Ron Kujawski: Tips for tackling peak pea picking
Listen up, pea pickers! Pea picking is peaking, just in time for the traditional New England Fourth of July feast of salmon, peas and new potatoes.
As any expert pea picker knows, pea pods need to be picked promptly, at least every other day to get the most tender and sweetest peas. Otherwise, they get to be what my family calls "bowling balls." Though almost flavorless, bowling balls can be used in stews and soups.
Some pea pickers can be picky. My wife insists that I start picking each row of peas from the opposite end from where I started the previous time. Since we have long rows of peas, it is her contention that by time I get to the end of a row I lose focus and overlook pea pods in their prime. Picky, picky, picky!
The other accompaniment for the feast on the Fourth is new potatoes. These are simply small, immature and thin-skinned potatoes. The trick to getting new potatoes is knowing when to dig. With some potato varieties, new potatoes start to form when the plants begin to flower. This is true for early varieties such as "Red Norland," my standard for new potatoes. However, some potato varieties do not flower or flower very late. As a rule, new potatoes on these can be dug about 65-70 days after planting.
Don't dig up entire plants when harvesting new potatoes. Carefully use your hand to probe soil under each plant for the small spuds. Since new potatoes don't keep well in captivity -- uh, in storage -- dig up only what you'll need for a meal that day or the next. Leaving the plant intact will allow the remaining potatoes to be harvested later in the season when fully mature and ready for storage.
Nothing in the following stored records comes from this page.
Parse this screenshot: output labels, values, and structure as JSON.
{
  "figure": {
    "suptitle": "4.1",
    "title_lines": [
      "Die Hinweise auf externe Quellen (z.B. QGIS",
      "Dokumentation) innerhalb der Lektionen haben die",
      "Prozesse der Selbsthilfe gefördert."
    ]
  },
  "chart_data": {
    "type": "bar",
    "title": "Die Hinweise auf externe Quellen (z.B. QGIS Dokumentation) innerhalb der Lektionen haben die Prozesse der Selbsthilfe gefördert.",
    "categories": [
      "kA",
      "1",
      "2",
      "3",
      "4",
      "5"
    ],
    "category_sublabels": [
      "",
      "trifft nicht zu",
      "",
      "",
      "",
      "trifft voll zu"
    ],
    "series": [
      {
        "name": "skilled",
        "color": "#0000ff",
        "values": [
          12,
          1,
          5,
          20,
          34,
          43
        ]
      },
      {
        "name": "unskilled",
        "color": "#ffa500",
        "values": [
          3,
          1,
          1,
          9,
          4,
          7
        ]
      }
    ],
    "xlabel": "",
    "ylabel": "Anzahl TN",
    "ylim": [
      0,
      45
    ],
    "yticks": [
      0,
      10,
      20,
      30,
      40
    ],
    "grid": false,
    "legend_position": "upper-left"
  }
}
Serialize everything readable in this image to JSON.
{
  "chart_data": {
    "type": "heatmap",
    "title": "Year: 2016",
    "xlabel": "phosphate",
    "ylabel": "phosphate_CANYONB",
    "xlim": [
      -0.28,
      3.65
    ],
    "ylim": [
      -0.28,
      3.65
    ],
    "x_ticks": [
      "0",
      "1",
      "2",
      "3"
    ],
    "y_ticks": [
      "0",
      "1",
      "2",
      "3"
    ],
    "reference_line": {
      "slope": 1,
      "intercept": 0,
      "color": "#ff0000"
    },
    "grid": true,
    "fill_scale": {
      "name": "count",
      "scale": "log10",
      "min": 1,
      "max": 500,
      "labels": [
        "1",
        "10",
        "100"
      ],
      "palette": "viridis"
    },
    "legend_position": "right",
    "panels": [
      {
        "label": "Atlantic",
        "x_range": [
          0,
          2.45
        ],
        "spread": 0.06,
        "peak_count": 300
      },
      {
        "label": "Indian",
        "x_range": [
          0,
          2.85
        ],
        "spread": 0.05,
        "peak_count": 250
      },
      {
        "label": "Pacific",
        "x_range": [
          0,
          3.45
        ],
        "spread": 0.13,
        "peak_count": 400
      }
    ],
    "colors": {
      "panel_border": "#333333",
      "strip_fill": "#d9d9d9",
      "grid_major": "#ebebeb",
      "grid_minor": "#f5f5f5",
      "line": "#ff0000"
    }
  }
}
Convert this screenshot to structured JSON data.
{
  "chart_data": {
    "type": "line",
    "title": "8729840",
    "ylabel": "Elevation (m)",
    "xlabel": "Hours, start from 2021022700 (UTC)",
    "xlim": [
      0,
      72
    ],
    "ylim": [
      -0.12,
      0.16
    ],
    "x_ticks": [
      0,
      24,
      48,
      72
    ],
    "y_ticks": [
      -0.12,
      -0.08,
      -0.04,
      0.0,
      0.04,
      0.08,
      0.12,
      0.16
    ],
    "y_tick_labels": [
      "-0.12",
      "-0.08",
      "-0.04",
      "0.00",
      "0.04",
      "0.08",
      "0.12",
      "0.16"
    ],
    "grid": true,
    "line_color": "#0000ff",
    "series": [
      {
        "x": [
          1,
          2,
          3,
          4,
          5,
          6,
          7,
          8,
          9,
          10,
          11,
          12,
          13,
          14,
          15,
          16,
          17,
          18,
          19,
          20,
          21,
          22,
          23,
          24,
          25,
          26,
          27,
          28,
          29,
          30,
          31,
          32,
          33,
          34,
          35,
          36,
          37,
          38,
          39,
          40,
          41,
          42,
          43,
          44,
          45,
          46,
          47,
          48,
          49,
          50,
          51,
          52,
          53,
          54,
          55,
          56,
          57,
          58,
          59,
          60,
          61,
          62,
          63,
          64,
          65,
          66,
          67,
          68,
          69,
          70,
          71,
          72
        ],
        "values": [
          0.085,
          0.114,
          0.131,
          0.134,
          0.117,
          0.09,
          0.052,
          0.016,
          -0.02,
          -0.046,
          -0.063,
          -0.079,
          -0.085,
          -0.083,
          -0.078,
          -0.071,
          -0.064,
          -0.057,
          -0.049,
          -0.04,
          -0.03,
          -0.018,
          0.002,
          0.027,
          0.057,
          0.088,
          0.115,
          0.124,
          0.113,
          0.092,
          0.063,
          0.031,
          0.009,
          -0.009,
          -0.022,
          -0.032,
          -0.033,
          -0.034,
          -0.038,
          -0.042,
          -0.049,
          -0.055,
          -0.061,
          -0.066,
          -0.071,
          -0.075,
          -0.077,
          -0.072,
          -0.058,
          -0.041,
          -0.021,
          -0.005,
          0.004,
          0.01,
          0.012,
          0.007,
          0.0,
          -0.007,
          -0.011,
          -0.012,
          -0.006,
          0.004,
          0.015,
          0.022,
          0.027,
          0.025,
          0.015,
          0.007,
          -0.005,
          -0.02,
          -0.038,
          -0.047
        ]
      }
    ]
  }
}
Before you have your fill on the Fourth, take care of these timely tasks:
n Sow seeds of parsley, dill and cilantro in pots. You'll need these to replace your older plants of these herbs since they tend to bolt -- produce flower stalks -- in mid-summer.
n Keep soil evenly moist to prevent the cucumber fruit from becoming bitter.
n Watch for adult squash vine borers as you work in the garden. The adult is a moth and has an orange body with metallic-green wings; it resembles a large wasp. Unlike other moths, squash vine borer moths fly about during the day. When you see them, place a row cover over the squash plants to keep the moths from laying their eggs. There is one problem with this method. Squash are bee pollinated. Row covers will have to be removed when plants are in flower or the flowers will have to be hand-pollinated.
n Keep an eye out, maybe two, for Japanese beetles. Early application of a botanical insecticide, such as neem or natural pyrethrum, will deter the beetles. The effect of these organic insecticides is short-lived, so repeat applications will be needed. Check the product label for specific instructions on application.
n Start pruning spring flowering shrubs such as rhododendrons, viburnums, lilacs and mockorange if they are in need of pruning. If you wait too long to prune, you may be removing the buds for next year's flowers. Even if not pruning, remove as many deadheads as you can from these shrubs.
n Prune hedges to encourage dense growth. A key to pruning hedges is to trim the top so that it is narrower than the bottom. Otherwise, branches at the bottom will be shaded and will drop their leaves. When it comes to hedges, wide bottoms are perfectly acceptable.
n Tidy up your houseplants. Use hand pruners or scissors to trim yellow or brown leaves from houseplants. Check plants to see if they need re-potting. That could be why leaves are yellowing or browning.